By December of 1994, Siska and Alan had found nine distinct and unique postures. They named these the Postures of Strength. Except for minor adjustments, the Postures of Strength are the same today as they were then.
Siska and Alan included this physical component in their typing system: they would work with a person to find their Posture of Strength as the means to identify the type. Not only did this approach bypass the mental typing process, but people would also feel within themselves a non-forceful energy that was giving them strength.
As you continue to read through the New Equations History, you will see that what Siska and Alan had discovered was so unique and new that it took many years for another person to learn to type.

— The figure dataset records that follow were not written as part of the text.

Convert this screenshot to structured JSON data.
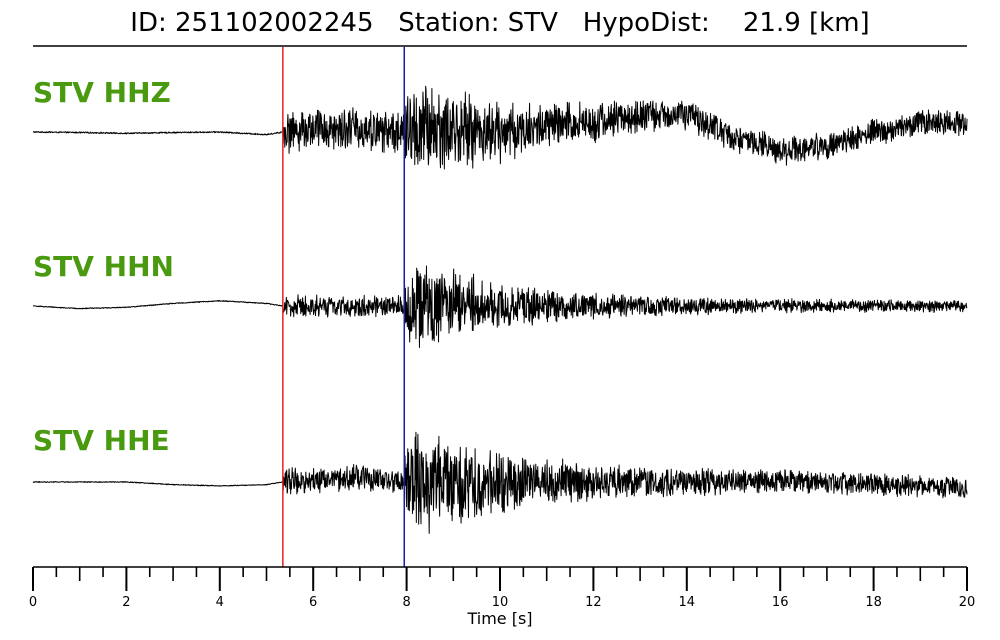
{
  "header": {
    "title": "ID: 251102002245   Station: STV   HypoDist:    21.9 [km]"
  },
  "colors": {
    "label": "#4a9a10",
    "trace": "#000000",
    "p_pick": "#e82020",
    "s_pick": "#1a1aa8",
    "axis": "#000000"
  },
  "chart_data": {
    "type": "line",
    "title": "ID: 251102002245   Station: STV   HypoDist:    21.9 [km]",
    "xlabel": "Time [s]",
    "ylabel": "",
    "xlim": [
      0,
      20
    ],
    "x_ticks": [
      0,
      2,
      4,
      6,
      8,
      10,
      12,
      14,
      16,
      18,
      20
    ],
    "x_tick_labels": [
      "0",
      "2",
      "4",
      "6",
      "8",
      "10",
      "12",
      "14",
      "16",
      "18",
      "20"
    ],
    "minor_tick_step": 0.5,
    "picks": [
      {
        "name": "P",
        "time": 5.35,
        "color": "#e82020"
      },
      {
        "name": "S",
        "time": 7.95,
        "color": "#1a1aa8"
      }
    ],
    "series": [
      {
        "name": "STV HHZ",
        "pre_event_amplitude": 0.03,
        "p_coda": {
          "start": 5.35,
          "amplitude": 0.9
        },
        "s_coda": {
          "start": 7.95,
          "peak_amplitude": 2.4,
          "decay_to": 0.55
        },
        "long_period_wave": {
          "period": 6.5,
          "amplitude": 0.9,
          "onset": 13.0
        },
        "samples": [
          [
            0,
            0.0
          ],
          [
            1,
            -0.02
          ],
          [
            2,
            -0.05
          ],
          [
            3,
            -0.02
          ],
          [
            4,
            0.0
          ],
          [
            5,
            -0.1
          ],
          [
            5.35,
            0.0
          ],
          [
            6,
            0.2
          ],
          [
            7,
            0.1
          ],
          [
            8,
            0.0
          ],
          [
            9,
            0.1
          ],
          [
            10,
            0.0
          ],
          [
            11,
            0.2
          ],
          [
            12,
            0.4
          ],
          [
            13,
            0.6
          ],
          [
            14,
            0.4
          ],
          [
            15,
            -0.5
          ],
          [
            16,
            -0.8
          ],
          [
            17,
            -0.3
          ],
          [
            18,
            0.3
          ],
          [
            19,
            0.5
          ],
          [
            20,
            0.2
          ]
        ]
      },
      {
        "name": "STV HHN",
        "pre_event_amplitude": 0.02,
        "p_coda": {
          "start": 5.35,
          "amplitude": 0.45
        },
        "s_coda": {
          "start": 7.95,
          "peak_amplitude": 2.2,
          "decay_to": 0.25
        },
        "long_period_wave": {
          "period": 0,
          "amplitude": 0,
          "onset": 0
        },
        "samples": [
          [
            0,
            0.0
          ],
          [
            1,
            -0.1
          ],
          [
            2,
            -0.05
          ],
          [
            3,
            0.1
          ],
          [
            4,
            0.2
          ],
          [
            5,
            0.1
          ],
          [
            5.35,
            0.0
          ],
          [
            6,
            0.0
          ],
          [
            7,
            0.0
          ],
          [
            8,
            0.0
          ],
          [
            9,
            0.1
          ],
          [
            10,
            0.0
          ],
          [
            11,
            0.0
          ],
          [
            12,
            0.0
          ],
          [
            13,
            0.0
          ],
          [
            14,
            0.0
          ],
          [
            15,
            0.0
          ],
          [
            16,
            0.0
          ],
          [
            17,
            0.0
          ],
          [
            18,
            0.0
          ],
          [
            19,
            0.0
          ],
          [
            20,
            0.0
          ]
        ]
      },
      {
        "name": "STV HHE",
        "pre_event_amplitude": 0.02,
        "p_coda": {
          "start": 5.35,
          "amplitude": 0.55
        },
        "s_coda": {
          "start": 7.95,
          "peak_amplitude": 2.6,
          "decay_to": 0.45
        },
        "long_period_wave": {
          "period": 0,
          "amplitude": 0,
          "onset": 0
        },
        "samples": [
          [
            0,
            0.0
          ],
          [
            1,
            0.0
          ],
          [
            2,
            0.0
          ],
          [
            3,
            -0.1
          ],
          [
            4,
            -0.15
          ],
          [
            5,
            -0.1
          ],
          [
            5.35,
            0.0
          ],
          [
            6,
            0.1
          ],
          [
            7,
            0.2
          ],
          [
            8,
            0.0
          ],
          [
            9,
            0.0
          ],
          [
            10,
            0.0
          ],
          [
            11,
            0.0
          ],
          [
            12,
            0.0
          ],
          [
            13,
            0.0
          ],
          [
            14,
            0.0
          ],
          [
            15,
            0.0
          ],
          [
            16,
            0.0
          ],
          [
            17,
            0.0
          ],
          [
            18,
            -0.1
          ],
          [
            19,
            -0.15
          ],
          [
            20,
            -0.2
          ]
        ]
      }
    ],
    "grid": false,
    "legend": "none"
  }
}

Siska and Alan continued their research to gain greater understanding. To date, they have not found any historical record of humanity’s Postures of Strength.
Enneagram of the Body
Siska and Alan named their work Enneagram of the Body because of its connection to the nine numbers associated with the enneagram diagram, and because their discovery showed responses that were not only energetic, but also body-based.
In May of 1995, Siska and Alan began to teach and held their first public workshop to share their discoveries. They were also interviewed about their research for articles that were published in the Enneagram Monthly newspaper. Siska and Alan took photos of a student in the Postures of Strength to include with the articles. Siska later drew the numbered Postures of Strength figures that you see positioned in the circle logo.